“You must come sledding with us tomorrow!”
“Goodness, don’t crush her, Xenia!” Nicholas smiled at me. “But you truly must come sledding. There is a simply grand hill in the park, the soldiers have poured water on it so that it is so slick one fairly flies!”
“If Ella and Sergei do not have any plans…” I began hesitantly.
“I assure you, we will be there,” said Ella, who stood nearby. “We had planned upon it from the very start.”
“Until tomorrow, then,” said Nicholas, kissing my gloved hand once more.
“Until tomorrow.”
As I walked down the hall and up the stairs to my bedroom, it was as if my dance slippers had little wings, made of silk and pearls, perhaps, or spun snow that glittered as if with a thousand shards of diamonds, and never melted.
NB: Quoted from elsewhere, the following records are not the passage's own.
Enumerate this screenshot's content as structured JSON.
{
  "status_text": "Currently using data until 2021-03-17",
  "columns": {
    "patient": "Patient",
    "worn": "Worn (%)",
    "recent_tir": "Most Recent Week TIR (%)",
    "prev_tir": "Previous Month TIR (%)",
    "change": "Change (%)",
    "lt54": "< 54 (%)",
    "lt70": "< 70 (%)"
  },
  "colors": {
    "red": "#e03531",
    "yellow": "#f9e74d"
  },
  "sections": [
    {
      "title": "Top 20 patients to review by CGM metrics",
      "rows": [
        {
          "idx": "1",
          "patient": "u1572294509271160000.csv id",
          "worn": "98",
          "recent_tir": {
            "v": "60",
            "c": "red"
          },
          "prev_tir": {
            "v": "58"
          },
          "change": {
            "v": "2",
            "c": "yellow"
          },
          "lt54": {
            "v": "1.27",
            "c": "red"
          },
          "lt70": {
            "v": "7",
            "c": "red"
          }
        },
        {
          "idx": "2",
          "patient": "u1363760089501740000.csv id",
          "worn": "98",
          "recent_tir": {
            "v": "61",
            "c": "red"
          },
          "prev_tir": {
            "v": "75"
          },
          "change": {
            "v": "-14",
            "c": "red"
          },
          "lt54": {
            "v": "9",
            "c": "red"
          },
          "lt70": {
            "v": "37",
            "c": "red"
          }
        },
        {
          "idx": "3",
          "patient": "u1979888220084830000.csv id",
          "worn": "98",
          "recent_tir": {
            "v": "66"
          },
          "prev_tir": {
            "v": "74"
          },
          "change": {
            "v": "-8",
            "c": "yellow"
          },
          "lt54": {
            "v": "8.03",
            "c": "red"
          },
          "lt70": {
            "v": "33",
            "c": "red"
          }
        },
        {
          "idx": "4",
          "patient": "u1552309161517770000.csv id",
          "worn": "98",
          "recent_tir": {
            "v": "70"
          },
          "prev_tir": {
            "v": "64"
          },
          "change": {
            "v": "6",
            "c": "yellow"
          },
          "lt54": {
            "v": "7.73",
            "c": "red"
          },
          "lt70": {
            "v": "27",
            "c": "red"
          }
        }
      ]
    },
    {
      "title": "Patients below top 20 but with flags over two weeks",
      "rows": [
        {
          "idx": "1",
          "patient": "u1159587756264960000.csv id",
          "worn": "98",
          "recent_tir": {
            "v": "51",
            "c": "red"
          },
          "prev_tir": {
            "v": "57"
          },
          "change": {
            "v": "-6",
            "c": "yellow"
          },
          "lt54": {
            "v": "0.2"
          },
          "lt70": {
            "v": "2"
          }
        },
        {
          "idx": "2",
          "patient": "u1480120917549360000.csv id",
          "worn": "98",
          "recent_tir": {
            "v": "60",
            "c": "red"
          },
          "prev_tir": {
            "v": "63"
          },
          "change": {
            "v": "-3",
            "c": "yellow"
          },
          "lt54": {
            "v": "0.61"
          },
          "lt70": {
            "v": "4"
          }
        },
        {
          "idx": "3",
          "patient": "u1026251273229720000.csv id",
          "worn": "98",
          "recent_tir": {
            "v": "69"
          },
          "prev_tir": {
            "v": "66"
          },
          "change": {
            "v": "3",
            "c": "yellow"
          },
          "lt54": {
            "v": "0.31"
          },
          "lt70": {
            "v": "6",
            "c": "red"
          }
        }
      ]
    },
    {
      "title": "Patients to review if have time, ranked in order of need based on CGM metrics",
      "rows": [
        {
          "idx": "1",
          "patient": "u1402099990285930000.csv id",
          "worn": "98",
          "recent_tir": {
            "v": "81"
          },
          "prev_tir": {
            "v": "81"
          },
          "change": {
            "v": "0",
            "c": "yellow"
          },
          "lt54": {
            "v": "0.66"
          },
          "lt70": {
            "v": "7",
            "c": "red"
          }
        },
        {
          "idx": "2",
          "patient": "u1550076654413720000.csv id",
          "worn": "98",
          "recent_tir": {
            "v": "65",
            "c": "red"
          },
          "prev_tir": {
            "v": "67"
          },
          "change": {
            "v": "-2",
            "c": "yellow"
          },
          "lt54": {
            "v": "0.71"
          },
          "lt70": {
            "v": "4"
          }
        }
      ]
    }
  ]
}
Dreamily I hummed a lively polka from the ball as I removed the hairpins from my coiffure and watched my dark blond tresses fall from their intricate style down past my waist. How well it had all turned out, beyond anything my nervous mind had concocted. The fluttering caged bird I had felt in my stomach from earlier in the evening returned, except not fluttering in nervousness, but in utter delighted anticipation.
There was so much ahead of me here, so many possibilities.
“Oh, thank you God!” I cried, rushing to the window and peering out into the night. A few stars glimmered in the darkness, but each and every one of them, visible and not visible, stood for all that I was grateful for, and all that I knew I would be.
Maybe it's cheesy, maybe it's sappy, it is probably very over-sentimental-romantic, but I really like the way this story turned out. Maybe because I never was stuck on it.
I have no idea what Alix truly felt, or anything about a ball held at Ella and Sergei's, but I was inspired for this, oddly enough, riding home from my grandparent's on New Year's Eve. I started writing it right then and there, because I had my laptop with me in the car.
There is one definite inaccuracy, as Alix and Nicholas first saw each other after four years at the train station when Alix arrived, but... Dramatic license!
Alix and Nicholas eventually married in 1894, and had five children: Olga, Tatiana, Maria, Anastasia, who famously "survived" (DIDN'T!) the family's eventual 1918 massacre, and Alexei, whose hemophilia caused Alix (Alexandra by then, having changed her name upon conversion to Russian Orthodoxy,) great stress and pain. Alexandra would be very misunderstood, (she was criticized for not caring for Russia and being proud and cold because of her excessive shyness,) and disliked eventually during WWI, (she was called the "German Woman" as she was half German,) but her and Nicholas's happy marriage has been called one of the greatest royal romances of all time.
It is hard for me to think of the princess in my story, if indeed she really was like I portrayed her, and even if she was not, being shot down by Bolshevik/Soviet soldiers with hearts of stone, along with her true love and beloved children, in a cellar in the Ural Mountains thirty years after she and Nicholas truly began to fall in love other than a childish infatuation. It was a true tradgedy, and Rest in Peace.
Alix in an engagement portrait, 1894.
I have lately been very much absorbed and interested by the early, pre-engagement life of this fasctinating, beautiful, shy princess with a mind of her own, and I would most certainly expect more stories on her!